Malborskie służby pracowicie rozpoczęły drugi dzień świąt. Dochodziła godz. 7.30, gdy dotarła
do nich informacja o wypadku na ul. Konopnickiej. Tam dachował volkswagen touran jadący w
stronę Osiedla Południe. Jak informowała media sierż. sztab. Katarzyna Marczyk, oficer prasowy Komendy Powiatowej Policji w Malborku, kierujący samochodem osobowym na łuku
drogi stracił panowanie nad pojazdem i uderzył w drzewo. Badanie alkotestem wykazało 0,90 mg alkoholu w wydychanym powietrzu. Po godz. 8 do groźnego wypadku doszło na drodze powiatowej Lichnowy - Nowy Staw. Na wysokości Lichnów ZR kierowca stracił panowanie nad samochodem, pojazd wpadł do przydrożnego rowu, następnie zatrzymał się na ścieżce rowerowej. Obecny na miejscu lekarz zdecydował się na wezwanie śmigłowca Lotniczego Pogotowia Ratunkowego.
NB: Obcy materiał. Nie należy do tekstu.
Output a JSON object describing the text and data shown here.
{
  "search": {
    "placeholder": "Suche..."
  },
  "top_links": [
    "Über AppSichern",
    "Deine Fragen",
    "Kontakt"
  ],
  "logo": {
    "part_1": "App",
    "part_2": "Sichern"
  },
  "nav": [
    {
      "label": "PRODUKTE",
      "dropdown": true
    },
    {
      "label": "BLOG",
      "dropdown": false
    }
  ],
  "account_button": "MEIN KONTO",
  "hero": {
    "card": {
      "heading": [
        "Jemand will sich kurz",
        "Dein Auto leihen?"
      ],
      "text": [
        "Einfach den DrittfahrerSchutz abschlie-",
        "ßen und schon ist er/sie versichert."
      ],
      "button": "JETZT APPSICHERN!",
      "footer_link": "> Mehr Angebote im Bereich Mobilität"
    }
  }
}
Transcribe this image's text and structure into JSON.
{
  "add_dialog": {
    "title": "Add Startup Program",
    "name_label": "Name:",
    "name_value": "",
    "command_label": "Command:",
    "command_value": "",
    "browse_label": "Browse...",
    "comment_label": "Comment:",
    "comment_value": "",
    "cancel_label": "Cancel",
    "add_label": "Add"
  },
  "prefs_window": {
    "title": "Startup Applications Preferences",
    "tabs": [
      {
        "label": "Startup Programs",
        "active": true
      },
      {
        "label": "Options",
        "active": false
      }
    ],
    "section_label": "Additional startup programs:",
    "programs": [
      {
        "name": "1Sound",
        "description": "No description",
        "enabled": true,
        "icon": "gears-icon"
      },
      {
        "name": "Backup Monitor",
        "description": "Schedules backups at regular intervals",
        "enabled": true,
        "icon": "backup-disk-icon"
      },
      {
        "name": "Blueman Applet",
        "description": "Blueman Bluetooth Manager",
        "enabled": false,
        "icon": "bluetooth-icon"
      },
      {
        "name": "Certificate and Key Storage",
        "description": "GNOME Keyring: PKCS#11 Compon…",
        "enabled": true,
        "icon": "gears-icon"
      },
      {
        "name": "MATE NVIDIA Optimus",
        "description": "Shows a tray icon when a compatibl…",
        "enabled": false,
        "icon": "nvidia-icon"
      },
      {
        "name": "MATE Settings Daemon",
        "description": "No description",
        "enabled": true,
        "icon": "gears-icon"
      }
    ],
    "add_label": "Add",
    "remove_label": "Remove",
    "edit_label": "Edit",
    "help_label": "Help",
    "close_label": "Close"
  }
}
Ze wstępnych ustaleń policjantów obecnych na miejscu wypadku wynika, że kierujący samochodem audi 23-letni mieszkaniec powiatu malborskiego na prostym odcinku drogi stracił panowanie nad pojazdem, zjechał na przeciwległy pas ruchu, a następnie wjechał do rowu. 23-latek miał m.in. obrażenia kręgosłupa i głowy. Był trzeźwy. Policjanci wyjaśniają przyczyny obydwu wypadków.